The use of spices is critical in Olde Hansa. Cinnamon, cardamom, ginger, black pepper, saffron, mackerel, and cloves are the heart of the food of Olde Hansa. Aromatic delicacies are made under the watchful eye of Emmanuel Wille, who attaches great importance to the balance of flavors. In each combination of flavors and in each dish, sweet, salty, sour, bitter and so-called umami must be present. This balancing act makes the dishes of Olde Hansa irresistible, and a guest rarely leaves any scraps of food on their plate, even though the portions are quite hearty.
Olde Hansa also uses fresh and country grown ingredients that are obtained directly from local farmers and hunters. It goes without saying that lentils do not grow in Estonia and spices come from the east, in the old days they were brought on ships to the Tallinn harbor, but the vast majority of raw materials are local, wholesome and of very high quality.
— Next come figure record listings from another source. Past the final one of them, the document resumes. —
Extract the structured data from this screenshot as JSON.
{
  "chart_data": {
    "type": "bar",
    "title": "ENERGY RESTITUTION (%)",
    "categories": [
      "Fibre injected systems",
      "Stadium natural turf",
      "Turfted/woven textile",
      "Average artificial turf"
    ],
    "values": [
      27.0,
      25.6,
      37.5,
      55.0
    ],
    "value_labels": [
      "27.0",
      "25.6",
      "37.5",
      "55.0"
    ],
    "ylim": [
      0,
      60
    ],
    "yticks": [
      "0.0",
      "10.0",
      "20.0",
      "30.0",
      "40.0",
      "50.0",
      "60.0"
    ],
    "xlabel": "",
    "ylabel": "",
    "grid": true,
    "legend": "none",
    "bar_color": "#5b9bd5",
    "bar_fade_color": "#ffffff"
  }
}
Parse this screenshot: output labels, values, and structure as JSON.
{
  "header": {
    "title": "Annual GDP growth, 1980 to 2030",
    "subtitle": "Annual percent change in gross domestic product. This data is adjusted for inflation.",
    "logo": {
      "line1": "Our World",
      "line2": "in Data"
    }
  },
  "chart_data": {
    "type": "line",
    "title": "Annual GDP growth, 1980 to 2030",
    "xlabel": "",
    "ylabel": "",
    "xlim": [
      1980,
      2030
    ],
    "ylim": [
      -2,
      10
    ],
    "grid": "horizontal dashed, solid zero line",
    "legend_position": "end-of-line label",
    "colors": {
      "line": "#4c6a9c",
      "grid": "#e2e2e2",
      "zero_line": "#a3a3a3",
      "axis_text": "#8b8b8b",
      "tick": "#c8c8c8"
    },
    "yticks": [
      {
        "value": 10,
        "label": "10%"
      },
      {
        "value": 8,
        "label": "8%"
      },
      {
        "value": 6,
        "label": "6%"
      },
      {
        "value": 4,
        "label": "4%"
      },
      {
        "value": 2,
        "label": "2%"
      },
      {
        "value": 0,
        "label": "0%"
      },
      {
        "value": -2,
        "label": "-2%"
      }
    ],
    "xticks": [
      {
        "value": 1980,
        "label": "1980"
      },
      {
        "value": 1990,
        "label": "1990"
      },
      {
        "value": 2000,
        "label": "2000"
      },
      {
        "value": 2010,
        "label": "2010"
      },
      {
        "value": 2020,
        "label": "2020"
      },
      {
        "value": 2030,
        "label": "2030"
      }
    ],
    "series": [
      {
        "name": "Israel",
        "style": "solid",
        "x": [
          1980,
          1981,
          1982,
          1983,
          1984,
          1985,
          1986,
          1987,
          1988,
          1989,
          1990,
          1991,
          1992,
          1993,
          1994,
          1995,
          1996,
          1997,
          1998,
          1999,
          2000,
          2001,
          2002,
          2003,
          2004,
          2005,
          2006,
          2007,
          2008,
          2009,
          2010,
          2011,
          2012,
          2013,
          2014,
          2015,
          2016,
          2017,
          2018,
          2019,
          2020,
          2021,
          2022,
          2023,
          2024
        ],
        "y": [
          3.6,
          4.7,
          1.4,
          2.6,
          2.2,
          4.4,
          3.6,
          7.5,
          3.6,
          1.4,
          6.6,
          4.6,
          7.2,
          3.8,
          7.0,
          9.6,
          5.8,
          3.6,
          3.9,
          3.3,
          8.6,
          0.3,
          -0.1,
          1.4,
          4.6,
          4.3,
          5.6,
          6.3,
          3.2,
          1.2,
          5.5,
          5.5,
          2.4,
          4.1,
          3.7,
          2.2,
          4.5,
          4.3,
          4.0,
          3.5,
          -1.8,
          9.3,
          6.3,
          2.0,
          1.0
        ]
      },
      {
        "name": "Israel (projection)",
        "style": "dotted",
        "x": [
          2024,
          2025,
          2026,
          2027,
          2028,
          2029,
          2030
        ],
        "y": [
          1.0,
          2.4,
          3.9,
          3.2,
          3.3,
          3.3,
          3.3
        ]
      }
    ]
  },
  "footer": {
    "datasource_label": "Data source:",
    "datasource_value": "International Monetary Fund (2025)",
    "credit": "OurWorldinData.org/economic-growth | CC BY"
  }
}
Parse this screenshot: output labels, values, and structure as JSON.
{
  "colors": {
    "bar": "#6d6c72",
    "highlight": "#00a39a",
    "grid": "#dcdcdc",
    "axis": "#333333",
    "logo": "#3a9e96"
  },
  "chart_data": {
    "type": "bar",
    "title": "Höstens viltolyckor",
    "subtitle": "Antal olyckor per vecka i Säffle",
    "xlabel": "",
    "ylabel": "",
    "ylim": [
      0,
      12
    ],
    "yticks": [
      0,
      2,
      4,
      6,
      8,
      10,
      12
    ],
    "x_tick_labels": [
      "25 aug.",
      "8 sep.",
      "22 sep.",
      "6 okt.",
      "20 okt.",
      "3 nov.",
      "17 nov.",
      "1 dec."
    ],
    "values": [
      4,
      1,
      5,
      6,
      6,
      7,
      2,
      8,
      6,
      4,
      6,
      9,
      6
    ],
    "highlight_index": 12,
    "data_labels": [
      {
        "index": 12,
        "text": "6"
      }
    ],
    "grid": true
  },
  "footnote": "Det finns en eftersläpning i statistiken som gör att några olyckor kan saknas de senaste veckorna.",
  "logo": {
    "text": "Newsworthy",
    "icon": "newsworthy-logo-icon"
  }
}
The Chef of Olde Hansa is a Belgian Emmanuel Wille, who has been living in Estonia for over 20 years. His heart is set on creating new medieval tastes. The recipes of that time have been written down in a somewhat inaccurate way – a handful of one ingredient, and a pinch of another exotic spice. One must have enough brains in order to ensure that these recipes help to produce delicious food.
Thanks to Manu and his team, the guest can be entirely sure that the dish ordered is of high-quality, made of the most elegant local raw materials and, of course, incredibly delicious.
In addition to the chef’s office, Manu also promotes Estonian food culture in general. He teaches young aspiring cooks in the Kuressaare Cooking School and has been the coach of the Estonian team at many Bocuse d’Or events, the Olympics for cooks.
It is clear that in the 15th century, such fruits of God as potatoes, pumpkin, tomato, cocoa, etc., were not known. But it does not mean that Olde Hansa’s food is not any more inferior because of that. The head chef Emmanuel Wille knows the secrets of making mouthwatering delicacies. This is the so-called slow-food technique. It is long-term and slow cooking on a low-temperature, which preserves the softness, juiciness, color of the meat or vegetables, and also intensifies the flavor.
This is also a very medieval way, because back then, who had the time to spend the precious daylight on cooking? The pot with the best food products was left to simmer on a low heat on the wood stove, and people went to do other chores. When they came back, tasty and nutritious food was awaiting them.